Perdido entre pensamientos que a ratos no tenían sentido, el
escritor se sentó esta vez al piano para intentar encontrar los tres acordes
que necesitaba para componer la canción que prometió a su cortesana amiga.
En su cabeza sangraban todavía las lágrimas de San Lorenzo que había
contemplado la noche anterior sobre la hierba mojada de aquel bucólico jardín,
aunque sombrío. Lágrimas que habían originado decenas de deseos en la
inconsciente conciencia del autor del poema prohibido. Deseos aún del todo
inconfesables y hoy completamente inalcanzables. Y unos versos del maestro, que
seguía sentado al piano, que rozaban la perfección y que eran ejemplo del
trabajo más dulce y delicado.
Y en su corazón, roto por el ingrato desprecio, se dibujaba con sutil
precisión el tatuaje que sellaba la más vil de las traiciones. Unos desgarrados
sentimientos que adoraban las lágrimas oscuras de un sufrimiento que traía
vientos de tormenta y el tormento por su olvido.
El escritor golpeaba repetidamente el tintero con su pluma.

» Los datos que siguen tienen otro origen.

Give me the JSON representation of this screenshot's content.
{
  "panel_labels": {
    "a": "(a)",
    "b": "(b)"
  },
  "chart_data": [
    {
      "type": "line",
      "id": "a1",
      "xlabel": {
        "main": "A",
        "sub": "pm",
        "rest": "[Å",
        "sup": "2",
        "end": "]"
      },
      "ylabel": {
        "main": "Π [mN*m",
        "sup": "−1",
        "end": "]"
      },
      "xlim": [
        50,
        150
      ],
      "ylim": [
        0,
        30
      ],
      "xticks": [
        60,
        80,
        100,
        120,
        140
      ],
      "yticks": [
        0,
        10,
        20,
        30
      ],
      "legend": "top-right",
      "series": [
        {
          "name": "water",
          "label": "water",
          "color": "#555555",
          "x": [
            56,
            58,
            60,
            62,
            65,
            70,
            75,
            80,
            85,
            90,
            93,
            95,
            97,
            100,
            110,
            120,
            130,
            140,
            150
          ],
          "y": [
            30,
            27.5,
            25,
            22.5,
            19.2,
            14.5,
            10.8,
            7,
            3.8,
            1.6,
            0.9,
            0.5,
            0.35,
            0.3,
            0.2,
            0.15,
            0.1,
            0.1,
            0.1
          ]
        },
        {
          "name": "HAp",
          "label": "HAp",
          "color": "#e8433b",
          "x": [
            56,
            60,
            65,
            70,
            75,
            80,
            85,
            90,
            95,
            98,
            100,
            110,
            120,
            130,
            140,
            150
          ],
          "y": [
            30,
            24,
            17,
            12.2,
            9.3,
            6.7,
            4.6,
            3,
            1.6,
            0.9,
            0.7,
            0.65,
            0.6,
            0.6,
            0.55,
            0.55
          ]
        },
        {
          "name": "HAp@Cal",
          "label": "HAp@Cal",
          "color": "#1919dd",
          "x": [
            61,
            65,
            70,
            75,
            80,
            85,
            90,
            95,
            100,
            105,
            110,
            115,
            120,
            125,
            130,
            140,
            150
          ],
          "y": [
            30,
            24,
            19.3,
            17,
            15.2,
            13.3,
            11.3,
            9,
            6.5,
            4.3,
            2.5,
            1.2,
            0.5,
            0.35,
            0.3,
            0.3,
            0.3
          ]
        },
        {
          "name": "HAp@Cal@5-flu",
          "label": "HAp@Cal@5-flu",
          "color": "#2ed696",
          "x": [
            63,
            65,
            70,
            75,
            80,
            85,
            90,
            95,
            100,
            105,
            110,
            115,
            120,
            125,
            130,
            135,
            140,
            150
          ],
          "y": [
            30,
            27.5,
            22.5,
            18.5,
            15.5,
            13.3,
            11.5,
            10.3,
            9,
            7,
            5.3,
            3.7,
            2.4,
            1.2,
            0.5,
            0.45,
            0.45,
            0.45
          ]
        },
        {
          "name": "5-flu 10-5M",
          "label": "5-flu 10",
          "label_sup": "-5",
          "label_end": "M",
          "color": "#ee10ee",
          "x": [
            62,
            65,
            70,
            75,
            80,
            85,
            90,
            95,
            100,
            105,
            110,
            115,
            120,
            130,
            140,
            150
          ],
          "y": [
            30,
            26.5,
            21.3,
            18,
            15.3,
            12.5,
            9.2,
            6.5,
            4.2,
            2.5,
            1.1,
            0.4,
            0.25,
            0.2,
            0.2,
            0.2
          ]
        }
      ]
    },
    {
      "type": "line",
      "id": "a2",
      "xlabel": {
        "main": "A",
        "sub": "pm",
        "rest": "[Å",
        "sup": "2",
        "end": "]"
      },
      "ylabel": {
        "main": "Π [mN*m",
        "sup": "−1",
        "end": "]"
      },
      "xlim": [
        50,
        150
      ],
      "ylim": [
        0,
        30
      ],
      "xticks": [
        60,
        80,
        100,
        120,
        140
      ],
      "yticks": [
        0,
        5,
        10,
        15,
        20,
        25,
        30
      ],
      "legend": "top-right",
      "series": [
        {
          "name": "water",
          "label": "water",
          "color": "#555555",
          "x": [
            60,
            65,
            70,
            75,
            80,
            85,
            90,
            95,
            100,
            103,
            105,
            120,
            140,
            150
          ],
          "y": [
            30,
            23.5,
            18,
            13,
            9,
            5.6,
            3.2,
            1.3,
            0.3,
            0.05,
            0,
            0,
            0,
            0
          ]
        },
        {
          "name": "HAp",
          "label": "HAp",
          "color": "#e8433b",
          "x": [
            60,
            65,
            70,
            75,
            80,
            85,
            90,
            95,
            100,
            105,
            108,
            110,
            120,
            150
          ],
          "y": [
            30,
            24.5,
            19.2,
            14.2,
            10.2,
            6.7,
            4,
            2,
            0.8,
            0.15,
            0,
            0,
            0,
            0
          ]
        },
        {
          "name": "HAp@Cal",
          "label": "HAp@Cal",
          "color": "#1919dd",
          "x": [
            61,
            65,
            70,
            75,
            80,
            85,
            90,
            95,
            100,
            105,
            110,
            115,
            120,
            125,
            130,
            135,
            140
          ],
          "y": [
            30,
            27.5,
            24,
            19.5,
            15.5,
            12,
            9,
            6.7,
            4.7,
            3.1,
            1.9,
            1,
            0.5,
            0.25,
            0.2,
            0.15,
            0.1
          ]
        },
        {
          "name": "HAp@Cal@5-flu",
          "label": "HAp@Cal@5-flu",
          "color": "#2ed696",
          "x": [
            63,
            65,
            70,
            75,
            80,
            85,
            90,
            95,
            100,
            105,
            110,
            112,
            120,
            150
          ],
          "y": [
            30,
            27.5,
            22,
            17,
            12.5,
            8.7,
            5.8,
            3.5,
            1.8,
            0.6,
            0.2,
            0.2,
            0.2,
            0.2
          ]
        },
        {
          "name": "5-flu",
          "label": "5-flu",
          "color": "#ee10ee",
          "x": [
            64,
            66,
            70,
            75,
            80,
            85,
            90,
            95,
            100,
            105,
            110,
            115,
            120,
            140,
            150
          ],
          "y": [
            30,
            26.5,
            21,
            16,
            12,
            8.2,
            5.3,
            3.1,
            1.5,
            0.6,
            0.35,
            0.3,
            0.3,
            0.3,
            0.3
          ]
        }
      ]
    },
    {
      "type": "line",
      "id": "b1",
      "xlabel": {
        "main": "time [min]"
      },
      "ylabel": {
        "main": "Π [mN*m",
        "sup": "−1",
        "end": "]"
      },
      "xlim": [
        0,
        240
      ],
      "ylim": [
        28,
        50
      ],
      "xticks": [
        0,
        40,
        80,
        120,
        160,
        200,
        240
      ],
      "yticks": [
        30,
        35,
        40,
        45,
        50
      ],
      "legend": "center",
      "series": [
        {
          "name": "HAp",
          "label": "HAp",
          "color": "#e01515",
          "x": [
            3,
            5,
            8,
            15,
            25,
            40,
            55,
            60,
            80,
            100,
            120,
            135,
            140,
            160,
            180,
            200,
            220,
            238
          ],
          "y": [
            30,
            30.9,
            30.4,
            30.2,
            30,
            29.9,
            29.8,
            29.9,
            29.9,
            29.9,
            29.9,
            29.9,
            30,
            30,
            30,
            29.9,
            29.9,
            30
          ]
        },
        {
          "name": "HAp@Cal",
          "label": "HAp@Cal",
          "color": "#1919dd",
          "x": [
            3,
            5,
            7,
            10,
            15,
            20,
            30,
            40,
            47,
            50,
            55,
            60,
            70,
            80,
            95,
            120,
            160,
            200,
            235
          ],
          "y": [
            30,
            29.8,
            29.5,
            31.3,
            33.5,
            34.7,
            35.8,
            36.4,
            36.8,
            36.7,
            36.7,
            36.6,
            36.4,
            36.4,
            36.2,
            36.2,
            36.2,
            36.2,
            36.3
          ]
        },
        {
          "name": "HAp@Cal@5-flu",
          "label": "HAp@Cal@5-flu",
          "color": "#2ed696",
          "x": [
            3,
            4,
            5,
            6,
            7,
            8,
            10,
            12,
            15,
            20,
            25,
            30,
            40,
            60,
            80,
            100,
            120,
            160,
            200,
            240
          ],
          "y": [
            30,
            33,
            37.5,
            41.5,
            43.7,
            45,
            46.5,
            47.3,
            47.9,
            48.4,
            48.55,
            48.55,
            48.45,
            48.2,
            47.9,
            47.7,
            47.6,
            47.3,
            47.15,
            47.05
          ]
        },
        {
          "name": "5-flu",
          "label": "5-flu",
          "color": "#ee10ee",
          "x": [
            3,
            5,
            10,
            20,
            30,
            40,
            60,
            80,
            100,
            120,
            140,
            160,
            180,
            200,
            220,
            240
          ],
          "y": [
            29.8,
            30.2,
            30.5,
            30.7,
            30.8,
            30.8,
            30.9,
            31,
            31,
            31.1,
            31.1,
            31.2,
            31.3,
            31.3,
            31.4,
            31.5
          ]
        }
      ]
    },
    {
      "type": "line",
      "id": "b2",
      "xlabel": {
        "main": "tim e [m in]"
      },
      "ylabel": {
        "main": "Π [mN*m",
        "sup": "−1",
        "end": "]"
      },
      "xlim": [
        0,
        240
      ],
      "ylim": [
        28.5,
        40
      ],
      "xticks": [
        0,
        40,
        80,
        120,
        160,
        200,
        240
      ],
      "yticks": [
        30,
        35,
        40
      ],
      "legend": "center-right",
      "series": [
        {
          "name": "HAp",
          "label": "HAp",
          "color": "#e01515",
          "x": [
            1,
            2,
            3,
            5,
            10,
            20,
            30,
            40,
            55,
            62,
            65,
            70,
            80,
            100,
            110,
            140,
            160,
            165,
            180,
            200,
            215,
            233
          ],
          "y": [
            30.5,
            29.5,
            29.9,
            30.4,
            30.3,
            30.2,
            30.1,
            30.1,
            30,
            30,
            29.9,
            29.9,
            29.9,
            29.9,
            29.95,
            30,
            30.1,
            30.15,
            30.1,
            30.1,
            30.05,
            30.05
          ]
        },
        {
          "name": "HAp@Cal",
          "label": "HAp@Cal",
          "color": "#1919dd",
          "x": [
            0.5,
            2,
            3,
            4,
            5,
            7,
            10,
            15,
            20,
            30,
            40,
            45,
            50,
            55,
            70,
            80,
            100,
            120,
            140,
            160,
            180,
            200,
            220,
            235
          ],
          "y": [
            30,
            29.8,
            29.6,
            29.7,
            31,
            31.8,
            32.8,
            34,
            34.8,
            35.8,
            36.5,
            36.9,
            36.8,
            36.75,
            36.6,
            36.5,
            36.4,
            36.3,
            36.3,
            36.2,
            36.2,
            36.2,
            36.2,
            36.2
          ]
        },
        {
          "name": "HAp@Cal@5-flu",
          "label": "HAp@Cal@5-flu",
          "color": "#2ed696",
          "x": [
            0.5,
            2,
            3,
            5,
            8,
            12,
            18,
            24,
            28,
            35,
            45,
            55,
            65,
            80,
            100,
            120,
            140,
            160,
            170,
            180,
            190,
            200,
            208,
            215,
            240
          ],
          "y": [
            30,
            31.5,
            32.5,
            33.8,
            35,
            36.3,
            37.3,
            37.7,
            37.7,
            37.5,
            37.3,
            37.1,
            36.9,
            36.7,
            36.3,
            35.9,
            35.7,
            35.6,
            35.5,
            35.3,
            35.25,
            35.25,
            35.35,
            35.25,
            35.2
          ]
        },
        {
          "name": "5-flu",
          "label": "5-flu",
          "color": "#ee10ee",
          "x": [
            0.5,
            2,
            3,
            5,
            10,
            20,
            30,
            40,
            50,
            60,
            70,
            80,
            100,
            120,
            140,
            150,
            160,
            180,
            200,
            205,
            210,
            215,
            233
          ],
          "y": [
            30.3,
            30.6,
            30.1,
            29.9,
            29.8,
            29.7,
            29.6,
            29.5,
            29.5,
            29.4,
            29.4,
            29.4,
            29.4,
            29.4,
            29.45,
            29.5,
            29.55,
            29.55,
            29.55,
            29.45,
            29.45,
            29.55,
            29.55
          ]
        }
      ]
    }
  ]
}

Con la mirada perdida en la partitura, pasaban los minutos, las horas, el
tiempo inexorable, y era incapaz de escribir una infausta nota. Solo cada cierto
tiempo abría los ojos como si de un Quijote iluminado se tratara, y comenzaba
a rellenar de forma frenética y furiosa cada compás del pentagrama.
Aún con todo, la madrugada envolvió de locura desmedida
el estudio del escritor, quien, celosamente escondido, se protegía del paso del
tiempo, ayudado, además, por aquella nieve otoñal, que obligaba a resguardarse del
frío. Y perdido en sus noctámbulos pensamientos, encontró la explicación.